Not sure if I follow. That prior just sets the residual standard deviation to a small value, it does not affect the variance captured by the random effect.

Hi again,
So you are right with this. I have been playing around with the data from the tutorial and the model fitting a small constant prior on sigma for fitness produces similar parameter estimates for the covariances and correlations.

MCMCglmm model:

prior_biv_RR_px <- list(R = list(V = diag(c(1,0.0001),2,2), nu = 0.002, fix = 2),
G = list(G1 = list(V = matrix(c(1,0,0,0,1,0,0,0,1),3,3,byrow = TRUE),nu = 3,alpha.mu = rep(0,3),alpha.V = diag(25^2,3,3))))

mcmc_biv_RR <- MCMCglmm(cbind(scale(aggression),
fitness) ~ trait-1 +
at.level(trait,1):opp_size +
at.level(trait,1):scale(assay_rep, scale=FALSE) +
at.level(trait,1):block +
at.level(trait,1):scale(body_size),
random =~ us(trait + opp_size:at.level(trait,1)):ID,
rcov =~ idh(trait):units,
family = c("gaussian","gaussian"),
prior = prior_biv_RR_px,
nitt=950000,
burnin=50000,
thin=450,
verbose = TRUE,
data = as.data.frame(df_plast),
pr = TRUE,
saveX = TRUE, saveZ = TRUE)

brms.model:

agg.mod <- bf(scale(aggression) ~ opp_size + 
                scale(assay_rep, scale = FALSE) +
                block +
                scale(body_size) +
                (1+opp_size|q|ID)) + gaussian()

fit.mod <- bf(rel.fitness|subset(fitness.sub) ~ (1|q|ID)) + gaussian()

brm_biv_prior <- c(set_prior("lkj(1)", class = "cor"),
                   set_prior(student_t(3, 1, 2.5), class = "Intercept", resp = "relfitness"),
                   set_prior("student_t(3, 0, 2.5)", class = "sd", resp = "relfitness", group = "ID"),
                   set_prior("constant(0.0001)", class = "sigma", resp = "relfitness"),
                   set_prior("(flat)", class = "b", resp = "scaleaggression"),
                   set_prior("student_t(3, 0, 2.5)", class = "Intercept", resp = "scaleaggression"),
                   set_prior("student_t(3,0,2.5)", class = "sd", resp = "scaleaggression", group = "ID"),
                   set_prior("student_t(3,0,2.5)", class = "sigma", resp = "scaleaggression")
                   )

brm_biv_RR <- brm(agg.mod + fit.mod + set_rescor(FALSE),
                   data = df_plast,
                   prior = brm_biv_prior,
                   warmup = 1000,
                   iter = 3000,
                   thin = 2,
                   chains = 4,
                   init = "random",
                   seed = 12345)

I have kept all the default priors for the brms model apart from the sigma for now.

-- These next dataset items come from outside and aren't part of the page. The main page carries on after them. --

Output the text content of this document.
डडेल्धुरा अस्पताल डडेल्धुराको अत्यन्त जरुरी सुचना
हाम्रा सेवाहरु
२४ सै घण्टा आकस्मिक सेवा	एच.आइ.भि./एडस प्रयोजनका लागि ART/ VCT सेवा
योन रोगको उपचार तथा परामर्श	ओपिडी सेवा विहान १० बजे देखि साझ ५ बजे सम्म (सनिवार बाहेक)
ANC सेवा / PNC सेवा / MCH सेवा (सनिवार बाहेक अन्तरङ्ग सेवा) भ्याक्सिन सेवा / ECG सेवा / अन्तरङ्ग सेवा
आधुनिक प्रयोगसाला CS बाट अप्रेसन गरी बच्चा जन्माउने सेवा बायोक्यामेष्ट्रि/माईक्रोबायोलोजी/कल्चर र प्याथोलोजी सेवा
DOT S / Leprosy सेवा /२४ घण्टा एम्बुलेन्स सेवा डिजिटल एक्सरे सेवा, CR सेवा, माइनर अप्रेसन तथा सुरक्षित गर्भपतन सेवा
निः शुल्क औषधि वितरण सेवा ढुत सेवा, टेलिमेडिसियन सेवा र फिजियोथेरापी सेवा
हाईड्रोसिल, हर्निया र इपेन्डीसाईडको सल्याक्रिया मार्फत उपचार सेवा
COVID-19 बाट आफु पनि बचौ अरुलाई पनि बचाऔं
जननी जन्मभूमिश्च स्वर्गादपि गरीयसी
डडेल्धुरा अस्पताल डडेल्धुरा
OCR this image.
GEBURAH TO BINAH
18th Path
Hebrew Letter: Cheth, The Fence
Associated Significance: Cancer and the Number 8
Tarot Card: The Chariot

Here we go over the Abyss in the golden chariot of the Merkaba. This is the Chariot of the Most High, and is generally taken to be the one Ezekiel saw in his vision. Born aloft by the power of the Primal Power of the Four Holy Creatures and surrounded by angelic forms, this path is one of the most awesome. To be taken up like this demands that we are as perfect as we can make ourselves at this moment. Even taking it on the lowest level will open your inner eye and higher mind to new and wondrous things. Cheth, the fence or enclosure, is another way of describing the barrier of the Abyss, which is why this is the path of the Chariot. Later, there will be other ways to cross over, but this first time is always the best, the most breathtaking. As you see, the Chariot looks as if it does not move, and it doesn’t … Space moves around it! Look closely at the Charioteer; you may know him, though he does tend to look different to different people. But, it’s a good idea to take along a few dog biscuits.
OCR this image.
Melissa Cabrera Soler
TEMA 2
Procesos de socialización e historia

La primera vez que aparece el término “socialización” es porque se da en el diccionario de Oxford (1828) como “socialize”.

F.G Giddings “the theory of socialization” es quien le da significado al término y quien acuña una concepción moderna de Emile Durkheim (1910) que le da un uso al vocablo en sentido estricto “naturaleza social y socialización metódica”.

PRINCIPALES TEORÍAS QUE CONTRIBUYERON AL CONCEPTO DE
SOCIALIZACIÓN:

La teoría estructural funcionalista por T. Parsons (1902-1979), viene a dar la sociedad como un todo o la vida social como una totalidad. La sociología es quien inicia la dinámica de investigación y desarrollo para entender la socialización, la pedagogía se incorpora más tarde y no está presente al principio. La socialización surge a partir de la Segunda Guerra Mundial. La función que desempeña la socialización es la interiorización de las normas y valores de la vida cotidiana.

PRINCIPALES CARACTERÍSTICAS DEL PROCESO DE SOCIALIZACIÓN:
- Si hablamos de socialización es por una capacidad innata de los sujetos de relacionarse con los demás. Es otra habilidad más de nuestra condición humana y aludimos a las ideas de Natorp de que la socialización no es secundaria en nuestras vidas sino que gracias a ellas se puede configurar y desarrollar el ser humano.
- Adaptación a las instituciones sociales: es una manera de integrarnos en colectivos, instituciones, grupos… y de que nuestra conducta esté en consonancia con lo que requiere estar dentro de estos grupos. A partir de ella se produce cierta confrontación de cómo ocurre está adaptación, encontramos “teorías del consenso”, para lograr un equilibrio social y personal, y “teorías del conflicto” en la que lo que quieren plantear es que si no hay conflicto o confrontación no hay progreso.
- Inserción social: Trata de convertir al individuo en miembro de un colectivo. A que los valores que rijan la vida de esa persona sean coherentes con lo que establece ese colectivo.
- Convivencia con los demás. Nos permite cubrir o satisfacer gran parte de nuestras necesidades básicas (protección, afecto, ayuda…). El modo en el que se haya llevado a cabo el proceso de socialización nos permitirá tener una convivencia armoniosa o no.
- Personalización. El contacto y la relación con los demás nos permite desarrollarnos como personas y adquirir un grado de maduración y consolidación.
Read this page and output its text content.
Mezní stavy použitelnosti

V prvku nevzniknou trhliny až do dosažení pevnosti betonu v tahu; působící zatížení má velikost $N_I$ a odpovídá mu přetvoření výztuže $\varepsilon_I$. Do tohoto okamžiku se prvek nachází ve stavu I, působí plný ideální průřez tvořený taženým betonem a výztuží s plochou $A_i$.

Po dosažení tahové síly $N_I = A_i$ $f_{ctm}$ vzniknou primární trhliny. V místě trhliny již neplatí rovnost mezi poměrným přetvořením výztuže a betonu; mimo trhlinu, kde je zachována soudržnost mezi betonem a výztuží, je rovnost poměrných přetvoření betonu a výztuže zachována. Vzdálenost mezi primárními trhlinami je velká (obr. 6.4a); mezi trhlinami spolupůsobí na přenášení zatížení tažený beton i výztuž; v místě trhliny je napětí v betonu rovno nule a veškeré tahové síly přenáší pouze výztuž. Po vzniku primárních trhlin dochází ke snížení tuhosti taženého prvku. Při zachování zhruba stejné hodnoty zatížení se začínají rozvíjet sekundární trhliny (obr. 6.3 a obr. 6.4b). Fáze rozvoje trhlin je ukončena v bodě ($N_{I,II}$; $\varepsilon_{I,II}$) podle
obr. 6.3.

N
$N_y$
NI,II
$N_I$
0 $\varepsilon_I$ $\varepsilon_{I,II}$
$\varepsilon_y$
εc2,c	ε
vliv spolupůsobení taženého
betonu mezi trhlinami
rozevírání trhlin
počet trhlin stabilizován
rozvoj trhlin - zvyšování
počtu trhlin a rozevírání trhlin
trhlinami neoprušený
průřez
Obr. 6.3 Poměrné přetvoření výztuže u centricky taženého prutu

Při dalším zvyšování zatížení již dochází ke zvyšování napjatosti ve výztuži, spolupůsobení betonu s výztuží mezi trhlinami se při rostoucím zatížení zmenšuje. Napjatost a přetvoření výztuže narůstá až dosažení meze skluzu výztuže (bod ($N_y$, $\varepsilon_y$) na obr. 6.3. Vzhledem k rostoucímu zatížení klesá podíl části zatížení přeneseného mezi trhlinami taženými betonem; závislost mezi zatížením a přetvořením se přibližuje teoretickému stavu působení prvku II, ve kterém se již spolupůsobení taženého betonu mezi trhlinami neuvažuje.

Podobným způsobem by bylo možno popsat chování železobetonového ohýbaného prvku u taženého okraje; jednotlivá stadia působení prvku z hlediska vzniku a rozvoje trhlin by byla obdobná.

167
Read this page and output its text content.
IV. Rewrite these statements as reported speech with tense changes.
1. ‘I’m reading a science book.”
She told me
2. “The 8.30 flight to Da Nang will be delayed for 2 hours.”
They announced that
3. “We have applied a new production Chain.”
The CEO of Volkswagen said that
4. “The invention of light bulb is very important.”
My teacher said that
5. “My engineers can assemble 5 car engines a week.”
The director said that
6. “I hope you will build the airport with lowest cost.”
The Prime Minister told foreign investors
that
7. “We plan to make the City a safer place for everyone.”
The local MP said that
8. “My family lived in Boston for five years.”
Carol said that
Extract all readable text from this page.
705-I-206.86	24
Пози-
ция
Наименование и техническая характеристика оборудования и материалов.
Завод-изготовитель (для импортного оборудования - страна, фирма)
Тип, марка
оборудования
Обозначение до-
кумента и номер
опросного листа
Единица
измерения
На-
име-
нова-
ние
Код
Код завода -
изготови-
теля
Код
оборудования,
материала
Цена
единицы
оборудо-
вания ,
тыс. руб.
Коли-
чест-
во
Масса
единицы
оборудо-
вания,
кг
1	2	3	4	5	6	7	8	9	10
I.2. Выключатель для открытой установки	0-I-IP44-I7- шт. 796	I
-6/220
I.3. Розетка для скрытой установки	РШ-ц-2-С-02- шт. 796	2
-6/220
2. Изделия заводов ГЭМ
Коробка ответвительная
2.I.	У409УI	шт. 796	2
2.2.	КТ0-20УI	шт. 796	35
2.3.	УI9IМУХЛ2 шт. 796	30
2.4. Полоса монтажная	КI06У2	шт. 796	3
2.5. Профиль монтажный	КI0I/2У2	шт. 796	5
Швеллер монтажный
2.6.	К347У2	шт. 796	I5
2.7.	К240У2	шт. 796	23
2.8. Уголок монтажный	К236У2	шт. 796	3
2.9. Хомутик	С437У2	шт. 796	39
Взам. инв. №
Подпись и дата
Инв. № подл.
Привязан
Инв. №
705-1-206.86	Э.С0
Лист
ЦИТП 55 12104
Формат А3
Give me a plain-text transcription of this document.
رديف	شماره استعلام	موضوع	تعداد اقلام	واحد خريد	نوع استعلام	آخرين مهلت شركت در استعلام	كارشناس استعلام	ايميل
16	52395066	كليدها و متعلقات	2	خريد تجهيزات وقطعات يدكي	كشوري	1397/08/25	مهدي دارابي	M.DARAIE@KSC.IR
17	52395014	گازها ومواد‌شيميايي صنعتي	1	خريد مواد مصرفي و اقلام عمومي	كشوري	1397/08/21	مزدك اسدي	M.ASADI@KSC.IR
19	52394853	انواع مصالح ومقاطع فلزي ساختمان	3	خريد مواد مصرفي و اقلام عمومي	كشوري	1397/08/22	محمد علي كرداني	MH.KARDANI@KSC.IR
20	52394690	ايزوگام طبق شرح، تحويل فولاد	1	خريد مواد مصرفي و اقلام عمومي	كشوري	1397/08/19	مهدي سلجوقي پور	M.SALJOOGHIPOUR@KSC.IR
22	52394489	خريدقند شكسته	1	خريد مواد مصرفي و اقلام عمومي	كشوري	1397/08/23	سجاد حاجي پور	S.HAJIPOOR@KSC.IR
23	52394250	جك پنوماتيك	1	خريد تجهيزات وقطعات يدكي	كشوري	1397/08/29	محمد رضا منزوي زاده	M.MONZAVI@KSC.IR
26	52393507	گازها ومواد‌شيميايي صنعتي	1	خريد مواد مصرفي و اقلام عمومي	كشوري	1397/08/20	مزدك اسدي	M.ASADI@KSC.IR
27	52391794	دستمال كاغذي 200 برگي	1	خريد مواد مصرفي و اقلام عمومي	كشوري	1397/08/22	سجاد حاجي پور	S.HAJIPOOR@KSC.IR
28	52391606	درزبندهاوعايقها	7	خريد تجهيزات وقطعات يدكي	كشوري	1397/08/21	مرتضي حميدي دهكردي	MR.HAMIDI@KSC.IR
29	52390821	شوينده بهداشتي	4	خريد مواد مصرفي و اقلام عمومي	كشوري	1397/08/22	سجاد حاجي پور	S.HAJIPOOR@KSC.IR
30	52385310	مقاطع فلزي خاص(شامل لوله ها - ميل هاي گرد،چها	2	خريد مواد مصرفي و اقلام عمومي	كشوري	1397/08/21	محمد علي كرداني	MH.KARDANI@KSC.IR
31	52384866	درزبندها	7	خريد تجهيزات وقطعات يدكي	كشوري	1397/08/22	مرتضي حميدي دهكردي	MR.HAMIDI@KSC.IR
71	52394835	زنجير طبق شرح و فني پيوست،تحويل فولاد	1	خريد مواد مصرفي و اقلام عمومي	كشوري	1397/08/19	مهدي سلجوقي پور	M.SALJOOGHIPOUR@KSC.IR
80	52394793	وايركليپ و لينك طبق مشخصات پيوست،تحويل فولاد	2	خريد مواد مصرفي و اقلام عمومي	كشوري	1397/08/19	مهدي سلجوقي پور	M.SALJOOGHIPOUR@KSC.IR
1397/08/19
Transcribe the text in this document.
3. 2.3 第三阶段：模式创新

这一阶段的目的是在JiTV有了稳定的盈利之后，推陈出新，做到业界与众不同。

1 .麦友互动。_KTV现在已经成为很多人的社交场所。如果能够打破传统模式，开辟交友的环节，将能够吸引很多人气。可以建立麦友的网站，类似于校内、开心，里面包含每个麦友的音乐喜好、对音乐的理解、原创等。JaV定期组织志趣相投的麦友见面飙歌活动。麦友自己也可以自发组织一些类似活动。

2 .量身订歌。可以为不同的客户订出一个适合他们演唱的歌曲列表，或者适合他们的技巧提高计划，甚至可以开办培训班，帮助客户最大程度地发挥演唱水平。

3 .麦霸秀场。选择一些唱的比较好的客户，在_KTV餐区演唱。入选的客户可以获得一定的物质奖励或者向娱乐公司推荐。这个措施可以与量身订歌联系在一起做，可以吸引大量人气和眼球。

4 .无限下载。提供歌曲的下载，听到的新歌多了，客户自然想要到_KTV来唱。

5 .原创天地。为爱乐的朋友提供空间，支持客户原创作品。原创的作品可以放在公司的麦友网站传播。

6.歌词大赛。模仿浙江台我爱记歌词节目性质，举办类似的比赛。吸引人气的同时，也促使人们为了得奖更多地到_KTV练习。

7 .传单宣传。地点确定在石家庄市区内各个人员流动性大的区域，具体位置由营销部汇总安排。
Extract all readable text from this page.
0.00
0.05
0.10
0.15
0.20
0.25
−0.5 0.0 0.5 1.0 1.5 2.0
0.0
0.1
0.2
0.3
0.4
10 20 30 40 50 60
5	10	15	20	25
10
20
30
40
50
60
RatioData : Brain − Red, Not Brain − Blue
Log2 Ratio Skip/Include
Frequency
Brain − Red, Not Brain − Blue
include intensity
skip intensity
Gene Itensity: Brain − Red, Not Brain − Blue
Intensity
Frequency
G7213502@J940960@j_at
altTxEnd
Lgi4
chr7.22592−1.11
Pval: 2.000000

Although this model produces estimates similar to what we would expect based on the MCMCglmm model, I have to take these pretty cautiously as the model does not mix that well at all. there are a lot of transitions that exceed max tree depth and the sample sizes produced are quite low.

Think I need to play around with it a bit more as it could be a sample size issue with the fewer points for fitness but if you have any suggestions of course I will take them on board!
Thanks for all your help so far!

Whoops, turns out just more iterations and thinning was the key…
Thanks again @Ax3man . Now I know it works for the tutorial dataset just need to run it on my own data again!